Henley’s district spans from Bryant High School southeast to the new Saline County municipal airport.
“Some of the concerns that I hear in my area is the people wanting to see some improvements to Ashley Park, as well as to the new developments in Bryant,” he said. “They want to see everything being taken care of in due diligence with the taxpayers’ money. I’d like to see the city keep growing in the same direction. It’s a great bedroom community for those who live and work in Little Rock and the people want to see the taxpayers’ money used responsibly like keeping the roads in shape and the community nice.”

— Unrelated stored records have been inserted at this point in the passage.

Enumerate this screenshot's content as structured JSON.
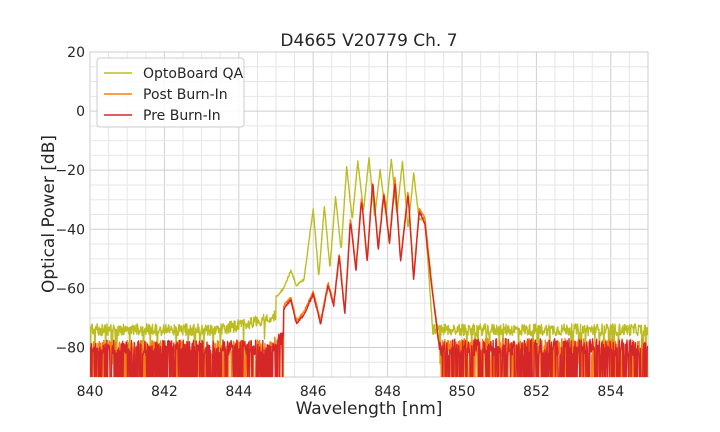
{
  "chart_data": {
    "type": "line",
    "title": "D4665 V20779 Ch. 7",
    "xlabel": "Wavelength [nm]",
    "ylabel": "Optical Power [dB]",
    "xlim": [
      840,
      855
    ],
    "ylim": [
      -90,
      20
    ],
    "xticks": [
      "840",
      "842",
      "844",
      "846",
      "848",
      "850",
      "852",
      "854"
    ],
    "yticks": [
      "−80",
      "−60",
      "−40",
      "−20",
      "0",
      "20"
    ],
    "grid": true,
    "legend": "top-left",
    "series": [
      {
        "name": "OptoBoard QA",
        "color": "#bcbd22",
        "noise_floor": -74,
        "x": [
          845.0,
          845.2,
          845.4,
          845.55,
          845.75,
          846.0,
          846.15,
          846.3,
          846.45,
          846.6,
          846.75,
          846.9,
          847.05,
          847.2,
          847.35,
          847.5,
          847.65,
          847.8,
          847.95,
          848.1,
          848.25,
          848.4,
          848.55,
          848.7,
          848.85,
          849.0,
          849.2
        ],
        "y": [
          -63,
          -60,
          -54,
          -59,
          -57,
          -33,
          -56,
          -32,
          -53,
          -29,
          -47,
          -19,
          -37,
          -17,
          -34,
          -16,
          -36,
          -20,
          -35,
          -16,
          -35,
          -17,
          -40,
          -21,
          -37,
          -36,
          -72
        ]
      },
      {
        "name": "Post Burn-In",
        "color": "#ff7f0e",
        "noise_floor": -80,
        "x": [
          845.2,
          845.4,
          845.55,
          845.75,
          846.0,
          846.2,
          846.4,
          846.55,
          846.7,
          846.85,
          847.0,
          847.15,
          847.3,
          847.45,
          847.6,
          847.75,
          847.9,
          848.05,
          848.2,
          848.35,
          848.55,
          848.7,
          848.85,
          849.0,
          849.2,
          849.4
        ],
        "y": [
          -66,
          -63,
          -71,
          -68,
          -61,
          -71,
          -58,
          -65,
          -48,
          -68,
          -36,
          -53,
          -29,
          -50,
          -24,
          -46,
          -27,
          -44,
          -22,
          -50,
          -27,
          -56,
          -33,
          -36,
          -60,
          -80
        ]
      },
      {
        "name": "Pre Burn-In",
        "color": "#d62728",
        "noise_floor": -80,
        "x": [
          845.2,
          845.4,
          845.55,
          845.75,
          846.0,
          846.2,
          846.4,
          846.55,
          846.7,
          846.85,
          847.0,
          847.15,
          847.3,
          847.45,
          847.6,
          847.75,
          847.9,
          848.05,
          848.2,
          848.35,
          848.55,
          848.7,
          848.85,
          849.0,
          849.2,
          849.4
        ],
        "y": [
          -67,
          -64,
          -72,
          -69,
          -62,
          -72,
          -59,
          -66,
          -49,
          -69,
          -37,
          -54,
          -30,
          -51,
          -24,
          -47,
          -28,
          -45,
          -24,
          -51,
          -28,
          -57,
          -34,
          -38,
          -61,
          -81
        ]
      }
    ]
  }
}
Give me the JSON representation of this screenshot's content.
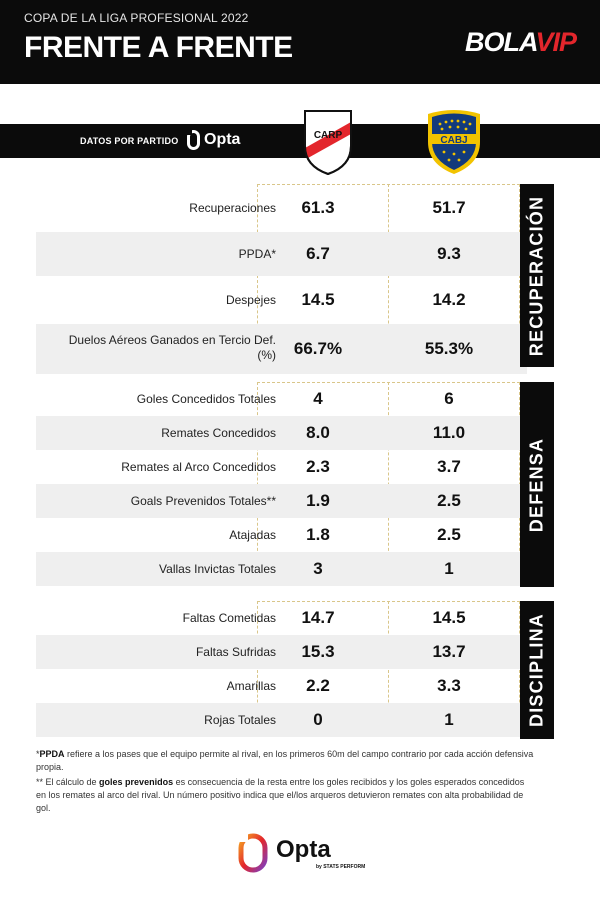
{
  "header": {
    "subtitle": "COPA DE LA LIGA PROFESIONAL 2022",
    "title": "FRENTE A FRENTE",
    "brand_bola": "BOLA",
    "brand_vip": "VIP"
  },
  "teams_bar": {
    "datos_label": "DATOS POR PARTIDO",
    "provider": "Opta",
    "team1_crest_text": "CARP",
    "team2_crest_text": "CABJ"
  },
  "sections": [
    {
      "name": "RECUPERACIÓN",
      "rows": [
        {
          "label": "Recuperaciones",
          "v1": "61.3",
          "v2": "51.7"
        },
        {
          "label": "PPDA*",
          "v1": "6.7",
          "v2": "9.3"
        },
        {
          "label": "Despejes",
          "v1": "14.5",
          "v2": "14.2"
        },
        {
          "label": "Duelos Aéreos Ganados en Tercio Def. (%)",
          "v1": "66.7%",
          "v2": "55.3%"
        }
      ]
    },
    {
      "name": "DEFENSA",
      "rows": [
        {
          "label": "Goles Concedidos Totales",
          "v1": "4",
          "v2": "6"
        },
        {
          "label": "Remates Concedidos",
          "v1": "8.0",
          "v2": "11.0"
        },
        {
          "label": "Remates al Arco Concedidos",
          "v1": "2.3",
          "v2": "3.7"
        },
        {
          "label": "Goals Prevenidos Totales**",
          "v1": "1.9",
          "v2": "2.5"
        },
        {
          "label": "Atajadas",
          "v1": "1.8",
          "v2": "2.5"
        },
        {
          "label": "Vallas Invictas Totales",
          "v1": "3",
          "v2": "1"
        }
      ]
    },
    {
      "name": "DISCIPLINA",
      "rows": [
        {
          "label": "Faltas Cometidas",
          "v1": "14.7",
          "v2": "14.5"
        },
        {
          "label": "Faltas Sufridas",
          "v1": "15.3",
          "v2": "13.7"
        },
        {
          "label": "Amarillas",
          "v1": "2.2",
          "v2": "3.3"
        },
        {
          "label": "Rojas Totales",
          "v1": "0",
          "v2": "1"
        }
      ]
    }
  ],
  "notes": {
    "n1_prefix": "*",
    "n1_term": "PPDA",
    "n1_text": " refiere a los pases que el equipo permite al rival, en los primeros 60m del campo contrario por cada acción defensiva propia.",
    "n2_prefix": "** El cálculo de ",
    "n2_term": "goles prevenidos",
    "n2_text": " es consecuencia de la resta entre los goles recibidos y los goles esperados concedidos en los remates al arco del rival. Un número positivo indica que el/los arqueros detuvieron remates con alta probabilidad de gol."
  },
  "footer": {
    "opta": "Opta",
    "opta_by": "by STATS PERFORM"
  },
  "colors": {
    "river_red": "#e3262c",
    "boca_blue": "#123a7c",
    "boca_gold": "#f2c300",
    "bolavip_red": "#e3262c"
  }
}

Reflecting on Ashley Park, Henley said, “I’d like to see it turned into a town center and get all of our government entities in one place and create a true township to give Bryant something to be proud of.”
One of the most common calls from his constituents in Ward 3 has been in regard to the increase in the city sewer bill.
“I was hoping when we got the turnback money from the new census we could reduce taxes, but that money has already been spent on bonds for streets,” Henley said. “By state statute, you have to have water and sewer separate and cannot use revenues for water to pay for sewer. That’s why water and sewer on your bill are different and all of those years we had a water and sewer committee, we used the water revenues to pay for the sewer, then we found out that it was no longer feasible to do by law. So the sewer rates went up.”
Henley supports the fact that Bryant will be allowed water from Lake DeGray.
“CAW (Central Arkansas Water) sells us their water surplus and, if it ever comes down to a tight situation on us getting water, because we are landlocked, we can look to bring in our own water from Lake DeGray,” he said. “It might not be used for another 30 years, but it will be there.”